What Can Actually Be Done (Conclusion)
Diagnosis without prescription is a luxury the Bahujan cannot afford. The following are not utopian proposals — they are actions that have precedent, logic, and urgency behind them.
- Coalition architecture over merger politics.The 1993 UP experiment showed that SC and OBC communities need not merge into one party to act as a political unit. A pre-electoral coalition framework — with seat-sharing, a shared minimum programme on reservation, land rights, and institutional access — is achievable without demanding ideological homogeneity. The model has worked in Tamil Nadu (DMK-led alliances), in Maharashtra (Maha Vikas Aghadi), and episodically in Bihar. It requires sustained negotiation, not charismatic shortcuts.
- Investment in cadre, not just candidates.Kanshi Ram’s original insight — that sustainable political power requires a trained, ideologically grounded movement base before electoral contestation — has been vindicated by the decline of every Bahujan party that abandoned cadre-building for vote-bank management. Investing in Bahujan civil society, in reading circles, in Phule-Ambedkar study groups, in journalism and documentary production, is not soft politics — it is infrastructure.
- A shared economic agenda.Caste hierarchy and class hierarchy in India are deeply entangled but not identical. A Bahujan economic programme — centred on land redistribution, enforcement of minimum wages in agriculture and construction, access to formal credit, and robust implementation of existing reservation policies in education and employment — can bridge communities that disagree on religion and culture. Economic solidarity is historically the most durable foundation for political coalitions.
- Ambedkar’s constitutional legacy as common ground.The Constitution of India, which Ambedkar chaired the drafting committee of, contains more Bahujan-compatible provisions than most Bahujan parties have consistently demanded the implementation of — Articles 17, 46, 330, 332, and the Directive Principles on social and economic rights. Using the Constitution as a movement document — citing it, litigating under it, organising around it — provides a legitimate, legally enforceable, and symbolically powerful common language.
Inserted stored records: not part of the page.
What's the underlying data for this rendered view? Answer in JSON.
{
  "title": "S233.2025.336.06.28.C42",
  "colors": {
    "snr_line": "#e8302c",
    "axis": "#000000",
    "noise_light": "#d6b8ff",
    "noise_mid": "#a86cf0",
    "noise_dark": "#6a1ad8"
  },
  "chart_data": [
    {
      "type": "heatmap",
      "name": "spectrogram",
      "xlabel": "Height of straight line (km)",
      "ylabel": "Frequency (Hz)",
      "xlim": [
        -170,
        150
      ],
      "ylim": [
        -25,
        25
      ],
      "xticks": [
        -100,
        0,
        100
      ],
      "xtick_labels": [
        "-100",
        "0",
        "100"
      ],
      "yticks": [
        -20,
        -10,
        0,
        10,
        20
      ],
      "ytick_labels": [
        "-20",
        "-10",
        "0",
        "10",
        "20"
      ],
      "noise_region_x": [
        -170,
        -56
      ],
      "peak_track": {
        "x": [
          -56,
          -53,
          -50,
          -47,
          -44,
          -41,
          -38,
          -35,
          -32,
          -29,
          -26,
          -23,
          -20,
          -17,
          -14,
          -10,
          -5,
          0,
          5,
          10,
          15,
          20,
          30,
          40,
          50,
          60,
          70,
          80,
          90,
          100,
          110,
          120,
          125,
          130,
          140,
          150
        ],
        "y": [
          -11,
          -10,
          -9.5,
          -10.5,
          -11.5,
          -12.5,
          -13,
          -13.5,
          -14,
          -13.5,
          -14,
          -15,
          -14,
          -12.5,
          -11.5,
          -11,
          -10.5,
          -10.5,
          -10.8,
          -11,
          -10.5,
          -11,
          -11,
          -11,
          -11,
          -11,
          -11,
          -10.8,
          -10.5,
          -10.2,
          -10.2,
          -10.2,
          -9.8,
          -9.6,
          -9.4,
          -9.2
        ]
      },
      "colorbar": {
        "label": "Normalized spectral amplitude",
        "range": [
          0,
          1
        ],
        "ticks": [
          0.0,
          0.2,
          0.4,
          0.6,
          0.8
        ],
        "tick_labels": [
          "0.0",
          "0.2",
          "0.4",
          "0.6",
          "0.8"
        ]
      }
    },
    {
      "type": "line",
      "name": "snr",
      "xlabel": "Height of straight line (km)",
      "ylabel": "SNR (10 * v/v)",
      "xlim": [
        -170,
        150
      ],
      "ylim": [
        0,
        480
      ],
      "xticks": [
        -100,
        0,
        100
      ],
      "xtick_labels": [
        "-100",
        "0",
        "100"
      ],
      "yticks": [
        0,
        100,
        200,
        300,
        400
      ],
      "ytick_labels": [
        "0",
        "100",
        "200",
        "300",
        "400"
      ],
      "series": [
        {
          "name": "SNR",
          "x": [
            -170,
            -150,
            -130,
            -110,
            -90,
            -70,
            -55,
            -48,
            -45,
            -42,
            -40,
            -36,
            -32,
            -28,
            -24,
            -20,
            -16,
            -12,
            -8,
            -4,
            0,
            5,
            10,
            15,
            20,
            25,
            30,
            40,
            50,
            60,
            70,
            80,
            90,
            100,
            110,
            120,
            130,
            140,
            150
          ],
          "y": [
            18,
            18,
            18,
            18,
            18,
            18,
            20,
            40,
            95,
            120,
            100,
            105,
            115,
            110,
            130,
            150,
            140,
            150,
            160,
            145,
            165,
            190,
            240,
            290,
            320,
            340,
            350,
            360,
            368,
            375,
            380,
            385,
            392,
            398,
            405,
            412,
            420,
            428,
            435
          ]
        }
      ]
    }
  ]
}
- Inter-sub-caste dialogue.The 3,000+ sub-castes within the OBC category alone represent a web of sometimes competing, sometimes collaborative histories. Facilitated dialogue — not homogenisation — between these communities at the district and block level, focused on shared grievances rather than shared origins, is the slow, patient work that precedes political unity. Phule began it in Maharashtra in the nineteenth century. It must be continued in every state
“I measure the progress of a community by the degree of progress which women have achieved.”— B.R. Ambedkar — a reminder that Bahujan unity must also be gender-inclusive, not only caste-inclusive
Unity among the Bahujan is not a sentimental aspiration — it is a political necessity in a democracy where, if numbers were ever to vote as a block, the outcome would be transformative. The fact that this has not happened is not evidence of impossibility; it is evidence of the enduring effectiveness of the structures Phule and Ambedkar spent their lives naming and opposing.There is a Pali phrase that Ambedkar returned to repeatedly in his later years: Atta dipa — be your own lamp. He meant it as encouragement to individual self-reliance in the face of social dependency. But it also carries a collective meaning: a movement that waits for a messiah to illuminate it will remain in the dark. The Bahujan question is not “who will unite us?” It is “how do we build the conditions — intellectual, organisational, economic, political — in which unity becomes rational, durable, and ours?”That is the question this generation inherits. And unlike Ambedkar’s generation, it inherits both a Constitution that guarantees the tools and a democracy that, however imperfectly, still requires the vote. The lamp is already there. The question is whether enough hands will hold it.